If your skin is looking a little yellow, consider eating these 7 foods

February 26, 2018 lilit 0 Comments

If you notice that you have yellowing of the skin and whites of the eyes and you haven't been handling yellow food dye lately, you could be manifesting what is known as "jaundice." To get a proper diagnosis, you need to see a healthcare professional. Once they determine the cause of the jaundice, he or she will give you a plan to treat the cause.

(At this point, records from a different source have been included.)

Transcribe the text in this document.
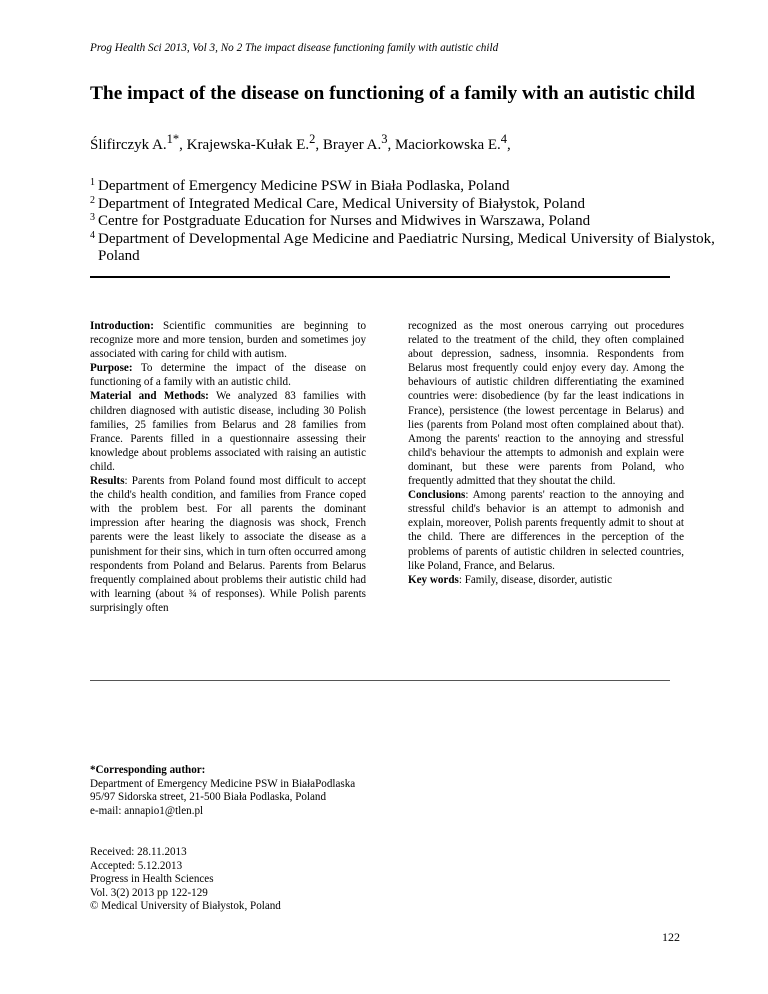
Prog Health Sci 2013, Vol 3, No 2 The impact disease functioning family with autistic child
The impact of the disease on functioning of a family with an autistic child
Ślifirczyk A.$^{1*}$, Krajewska-Kułak E.$^2$, Brayer A.$^3$, Maciorkowska E.$^4$,
1 Department of Emergency Medicine PSW in Biała Podlaska, Poland
2 Department of Integrated Medical Care, Medical University of Białystok, Poland
3 Centre for Postgraduate Education for Nurses and Midwives in Warszawa, Poland
4 Department of Developmental Age Medicine and Paediatric Nursing, Medical University of Bialystok, Poland

Introduction: Scientific communities are beginning to recognize more and more tension, burden and sometimes joy associated with caring for child with autism.

Purpose: To determine the impact of the disease on functioning of a family with an autistic child.

Material and Methods: We analyzed 83 families with children diagnosed with autistic disease, including 30 Polish families, 25 families from Belarus and 28 families from France. Parents filled in a questionnaire assessing their knowledge about problems associated with raising an autistic child.

Results: Parents from Poland found most difficult to accept the child's health condition, and families from France coped with the problem best. For all parents the dominant impression after hearing the diagnosis was shock, French parents were the least likely to associate the disease as a punishment for their sins, which in turn often occurred among respondents from Poland and Belarus. Parents from Belarus frequently complained about problems their autistic child had with learning (about ¾ of responses). While Polish parents surprisingly often

recognized as the most onerous carrying out procedures related to the treatment of the child, they often complained about depression, sadness, insomnia. Respondents from Belarus most frequently could enjoy every day. Among the behaviours of autistic children differentiating the examined countries were: disobedience (by far the least indications in France), persistence (the lowest percentage in Belarus) and lies (parents from Poland most often complained about that). Among the parents' reaction to the annoying and stressful child's behaviour the attempts to admonish and explain were dominant, but these were parents from Poland, who frequently admitted that they shoutat the child.

Conclusions: Among parents' reaction to the annoying and stressful child's behavior is an attempt to admonish and explain, moreover, Polish parents frequently admit to shout at the child. There are differences in the perception of the problems of parents of autistic children in selected countries, like Poland, France, and Belarus.

Key words: Family, disease, disorder, autistic

*Corresponding author:
Department of Emergency Medicine PSW in BiałaPodlaska
95/97 Sidorska street, 21-500 Biała Podlaska, Poland
e-mail: annapio1@tlen.pl
Received: 28.11.2013
Accepted: 5.12.2013
Progress in Health Sciences
Vol. 3(2) 2013 pp 122-129
© Medical University of Białystok, Poland
122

Medical News Today says that often times, jaundice does not need to be treated. Once the underlying condition is discovered and properly treated, the jaundice will disappear on its own. If your jaundice is caused by iron deficiency, though, here are 7 iron-rich foods that you should consider working into your diet to help treat your deficiency naturally.

1. Soybeans. 

One of the top sources of iron is soybeans. Healthline states that 1 cup of soybeans has 8.8 mg of iron in it. For vegans, this is great news as you can use soybeans as a meat substitute. You can make soybean burgers from 1/4 cup tamari; 3 cups cooked or canned soybeans, rinsed and drained if canned; 1/4 cup sunflower oil; 1/4 teaspoon cayenne; and 2 large cloves garlic, minced. Place these in a food processor and blend until smooth. In a mixing bowl, place the mixture from the food processor and add 1/2 cup grated carrots; 1 stalk celery, finely chopped; 1 medium onion, finely chopped; 1/2 green bell pepper, finely chopped; 2 1/2 cups cooked millet; and 2 cups quick rolled oats. Once it's all thoroughly mixed, form it into patties and cook them in a skillet.

2. Lentils.

Healthline also recommends lentils as a great source of iron, with 6.6 mg of iron for one cup of cooked lentils. For an easy lentil soup, combine 1 carrot, 1 celery, and 1/2 a yellow onion all chopped into a crockpot. Add 1 clove of garlic, minced. Pour in 14.5 ounces of chicken broth and 3/4 cup of cooked lentils. For an extra flavor boost, add 2 teaspoons of red wine. Put all of this in at the start of the day and let it cook.

3. Green, leafy veggies. 

If you want to boost your meal by adding some iron-rich vegetables, Healthline says to capitalize on green, leafy ones. One cup of cooked green, leafy vegetables will yield somewhere between 2.5 to 6.4 mg of iron. You can even add some seasoned rice vinegar to make them taste good.

4. White rice. 

Great for making side dishes, white rice will give you 7.97 mg of iron per 1 cup of white rice, according to Women's Health. You can eat this plain or make a dessert from it. For arroz con leche, cook 1 cup uncooked white rice. Once it's done, add 2 cups unsweetened almond milk, 2 tablespoons raisins, 1/4 cup sugar, 1/4 teaspoon cinnamon and 1 teaspoon vanilla extract.

5. Oysters. 

Women's Health gives you a great pearl of wisdom when it comes to oysters. Three ounces will give you 5.9 mg of iron. Oysters on a half-shell, here you come!

6. Liver. 

Although liver isn't thought of as healthy for people, WebMDpoints out that a 3-ounce serving of beef or chicken liver will get you 3.5 mg of iron. For those who love liver, this is a great excuse for eating it!

7. Beef. 

WebMD shares that beef is also a great source, coming in at 2.1 mg for a 3-ounce serving. With beef you can grill it, make hamburgers or use it in a stew. The options are endless.

If you need more iron in your diet, you don't have to resort to supplements. You can incorporate it into your food. To get more out of what you eat, WebMD reminds people to avoid consuming calcium-rich foods with iron-rich ones as it interferes with absorption. Also, combining foods rich in vitamin C with iron-rich ones will help with absorption. These are great ways to help treat your iron-deficiency naturally!